Thanks for the reply.
For the first question I am looking for some varying levels of granularity for user permissions and object-level permissions (e.g. dashboards). Perhaps the problem is with understanding some of the descriptors on Privileges and how to most easily apply on an object-scale (user, group, dashboard/project). Most of our dashboards will be VIEW-ONLY reports, with the option of save as/share (pdf, excel).

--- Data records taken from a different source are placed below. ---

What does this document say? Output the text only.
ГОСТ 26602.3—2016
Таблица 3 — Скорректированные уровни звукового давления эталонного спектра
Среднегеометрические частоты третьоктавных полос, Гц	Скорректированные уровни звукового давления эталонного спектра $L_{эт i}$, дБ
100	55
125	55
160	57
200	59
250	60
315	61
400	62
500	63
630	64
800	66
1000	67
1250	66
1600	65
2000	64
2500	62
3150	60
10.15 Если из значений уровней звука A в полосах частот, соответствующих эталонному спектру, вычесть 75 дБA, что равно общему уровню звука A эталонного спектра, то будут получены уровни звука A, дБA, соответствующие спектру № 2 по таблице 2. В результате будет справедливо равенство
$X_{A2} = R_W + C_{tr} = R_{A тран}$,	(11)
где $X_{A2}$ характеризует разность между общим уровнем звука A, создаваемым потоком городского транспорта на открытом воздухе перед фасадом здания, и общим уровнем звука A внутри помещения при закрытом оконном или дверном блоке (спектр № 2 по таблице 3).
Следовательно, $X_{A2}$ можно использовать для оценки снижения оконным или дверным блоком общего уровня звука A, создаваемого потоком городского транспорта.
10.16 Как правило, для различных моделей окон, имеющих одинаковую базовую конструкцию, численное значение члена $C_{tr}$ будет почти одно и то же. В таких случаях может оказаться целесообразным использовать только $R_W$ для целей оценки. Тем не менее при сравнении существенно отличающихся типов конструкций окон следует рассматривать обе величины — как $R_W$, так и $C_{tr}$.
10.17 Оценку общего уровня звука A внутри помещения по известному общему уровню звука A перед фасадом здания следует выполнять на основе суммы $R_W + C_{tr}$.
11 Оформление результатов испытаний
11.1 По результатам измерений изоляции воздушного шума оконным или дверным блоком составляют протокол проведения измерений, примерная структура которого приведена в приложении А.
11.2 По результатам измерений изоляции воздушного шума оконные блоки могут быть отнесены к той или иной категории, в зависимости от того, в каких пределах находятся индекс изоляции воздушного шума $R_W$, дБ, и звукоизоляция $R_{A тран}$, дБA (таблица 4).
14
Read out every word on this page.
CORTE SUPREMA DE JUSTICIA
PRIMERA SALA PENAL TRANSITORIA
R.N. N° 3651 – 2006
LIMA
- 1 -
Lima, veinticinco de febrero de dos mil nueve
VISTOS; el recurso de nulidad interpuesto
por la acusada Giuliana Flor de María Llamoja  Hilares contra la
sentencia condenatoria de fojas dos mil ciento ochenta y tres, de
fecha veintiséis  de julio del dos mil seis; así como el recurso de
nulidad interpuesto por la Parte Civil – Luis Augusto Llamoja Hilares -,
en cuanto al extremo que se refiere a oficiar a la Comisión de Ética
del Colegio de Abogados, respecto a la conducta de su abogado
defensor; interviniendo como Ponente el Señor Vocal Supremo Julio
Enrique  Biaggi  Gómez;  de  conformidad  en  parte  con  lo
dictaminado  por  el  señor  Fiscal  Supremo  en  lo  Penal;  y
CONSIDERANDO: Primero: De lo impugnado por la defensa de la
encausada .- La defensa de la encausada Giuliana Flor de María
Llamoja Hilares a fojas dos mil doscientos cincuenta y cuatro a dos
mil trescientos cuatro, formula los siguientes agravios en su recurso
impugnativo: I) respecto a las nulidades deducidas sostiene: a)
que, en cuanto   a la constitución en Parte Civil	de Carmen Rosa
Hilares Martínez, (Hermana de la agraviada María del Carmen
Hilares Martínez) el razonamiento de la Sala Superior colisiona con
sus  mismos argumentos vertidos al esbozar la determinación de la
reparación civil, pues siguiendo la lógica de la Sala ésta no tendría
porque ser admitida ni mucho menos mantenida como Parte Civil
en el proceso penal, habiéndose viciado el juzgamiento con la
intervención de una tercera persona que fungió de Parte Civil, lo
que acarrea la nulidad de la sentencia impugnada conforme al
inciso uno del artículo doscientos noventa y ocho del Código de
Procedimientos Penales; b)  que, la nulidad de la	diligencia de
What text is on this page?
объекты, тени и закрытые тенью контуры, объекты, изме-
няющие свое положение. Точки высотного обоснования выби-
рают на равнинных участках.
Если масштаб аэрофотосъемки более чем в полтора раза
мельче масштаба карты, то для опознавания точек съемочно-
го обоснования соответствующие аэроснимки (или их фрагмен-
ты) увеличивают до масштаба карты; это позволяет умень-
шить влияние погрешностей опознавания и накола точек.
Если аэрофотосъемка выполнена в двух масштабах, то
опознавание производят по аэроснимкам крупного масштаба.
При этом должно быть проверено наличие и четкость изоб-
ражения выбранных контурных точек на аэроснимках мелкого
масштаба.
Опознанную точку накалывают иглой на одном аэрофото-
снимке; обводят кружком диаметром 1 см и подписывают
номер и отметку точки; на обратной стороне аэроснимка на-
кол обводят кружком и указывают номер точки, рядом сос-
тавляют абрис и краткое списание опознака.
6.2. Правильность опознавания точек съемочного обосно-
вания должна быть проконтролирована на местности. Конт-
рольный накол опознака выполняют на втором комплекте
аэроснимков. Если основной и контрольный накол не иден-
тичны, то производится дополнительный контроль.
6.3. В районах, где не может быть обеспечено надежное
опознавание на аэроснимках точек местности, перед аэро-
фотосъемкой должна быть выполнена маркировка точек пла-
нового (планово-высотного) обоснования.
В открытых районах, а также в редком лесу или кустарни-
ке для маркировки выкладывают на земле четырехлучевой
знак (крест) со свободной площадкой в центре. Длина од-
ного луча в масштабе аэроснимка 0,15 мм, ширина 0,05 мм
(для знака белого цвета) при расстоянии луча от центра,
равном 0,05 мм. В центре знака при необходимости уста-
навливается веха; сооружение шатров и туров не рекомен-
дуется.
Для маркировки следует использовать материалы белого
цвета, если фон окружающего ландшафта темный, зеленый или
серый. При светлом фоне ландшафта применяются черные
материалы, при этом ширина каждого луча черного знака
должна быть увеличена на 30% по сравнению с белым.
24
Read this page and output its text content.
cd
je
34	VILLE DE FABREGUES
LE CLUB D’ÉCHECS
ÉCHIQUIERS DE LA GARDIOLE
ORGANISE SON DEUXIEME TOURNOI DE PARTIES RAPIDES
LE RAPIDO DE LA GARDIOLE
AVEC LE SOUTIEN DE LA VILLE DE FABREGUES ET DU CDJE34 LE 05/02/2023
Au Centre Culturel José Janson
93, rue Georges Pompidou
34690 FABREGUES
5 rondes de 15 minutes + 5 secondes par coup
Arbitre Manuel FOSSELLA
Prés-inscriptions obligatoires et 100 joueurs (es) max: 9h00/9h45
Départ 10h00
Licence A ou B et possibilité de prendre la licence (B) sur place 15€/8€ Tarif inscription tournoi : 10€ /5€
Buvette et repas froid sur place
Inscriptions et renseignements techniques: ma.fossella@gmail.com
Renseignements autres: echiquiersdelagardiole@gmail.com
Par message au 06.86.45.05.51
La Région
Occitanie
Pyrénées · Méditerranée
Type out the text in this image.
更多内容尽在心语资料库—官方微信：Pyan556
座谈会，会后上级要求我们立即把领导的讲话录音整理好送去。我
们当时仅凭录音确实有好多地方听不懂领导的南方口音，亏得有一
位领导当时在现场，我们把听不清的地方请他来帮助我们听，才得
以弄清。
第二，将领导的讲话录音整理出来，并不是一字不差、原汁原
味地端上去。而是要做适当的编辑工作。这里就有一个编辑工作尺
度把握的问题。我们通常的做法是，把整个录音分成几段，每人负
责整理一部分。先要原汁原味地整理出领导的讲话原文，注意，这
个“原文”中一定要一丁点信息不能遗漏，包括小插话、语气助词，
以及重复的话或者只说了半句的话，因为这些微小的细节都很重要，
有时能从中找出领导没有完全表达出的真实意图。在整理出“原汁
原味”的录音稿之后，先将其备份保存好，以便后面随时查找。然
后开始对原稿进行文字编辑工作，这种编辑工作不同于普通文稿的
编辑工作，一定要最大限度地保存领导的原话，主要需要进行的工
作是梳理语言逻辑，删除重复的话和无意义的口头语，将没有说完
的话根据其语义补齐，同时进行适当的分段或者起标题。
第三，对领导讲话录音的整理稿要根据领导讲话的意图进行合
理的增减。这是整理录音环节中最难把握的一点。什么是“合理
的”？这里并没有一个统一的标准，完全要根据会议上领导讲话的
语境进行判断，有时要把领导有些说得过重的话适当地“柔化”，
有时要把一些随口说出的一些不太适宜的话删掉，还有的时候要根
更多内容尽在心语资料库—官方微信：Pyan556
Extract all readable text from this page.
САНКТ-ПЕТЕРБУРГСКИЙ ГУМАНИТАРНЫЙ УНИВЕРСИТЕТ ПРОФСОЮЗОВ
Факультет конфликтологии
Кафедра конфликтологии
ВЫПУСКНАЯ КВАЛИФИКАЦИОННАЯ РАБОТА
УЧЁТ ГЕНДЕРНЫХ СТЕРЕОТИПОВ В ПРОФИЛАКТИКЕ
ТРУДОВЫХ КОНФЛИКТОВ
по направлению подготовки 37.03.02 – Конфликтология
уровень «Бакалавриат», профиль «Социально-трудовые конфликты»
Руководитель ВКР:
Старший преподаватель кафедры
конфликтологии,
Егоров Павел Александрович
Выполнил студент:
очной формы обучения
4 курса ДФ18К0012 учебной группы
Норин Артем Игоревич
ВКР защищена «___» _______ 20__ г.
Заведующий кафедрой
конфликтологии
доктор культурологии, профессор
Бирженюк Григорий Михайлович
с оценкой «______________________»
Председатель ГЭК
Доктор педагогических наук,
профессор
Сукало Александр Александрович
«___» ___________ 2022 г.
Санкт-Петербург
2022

Whatever happened to simple READ, WRITE, EXCUTE? That is essentially what i am trying to prvide here.
Note, I am at this from the perspective of the System Admin as well as a dashboard developer.
1) VIEW-ONLY USER: Lock a user down so they cannot do anything to anything they are allowed to view. Essentially the user is a VIEW ONLY users, regardless of dashboard privileges or groups the user might be in that may have privileges.
2) VIEW-ONLY DASHBAORD: Lock down a dashboard so that it cannot be altered unless the user is a power user or a developer.
3) VIEW-ONLY PROJECT. Lock down a project so that it cannot be altered unless the user is a power user or a developer.
Does this all come across with an export/import? If so I imagine I have to include all the users, groups and the project/dashboards? I recently learned that notifications don’t come across during that process so I’m hoping I don’t have to recreate permissions from TEST to PROD.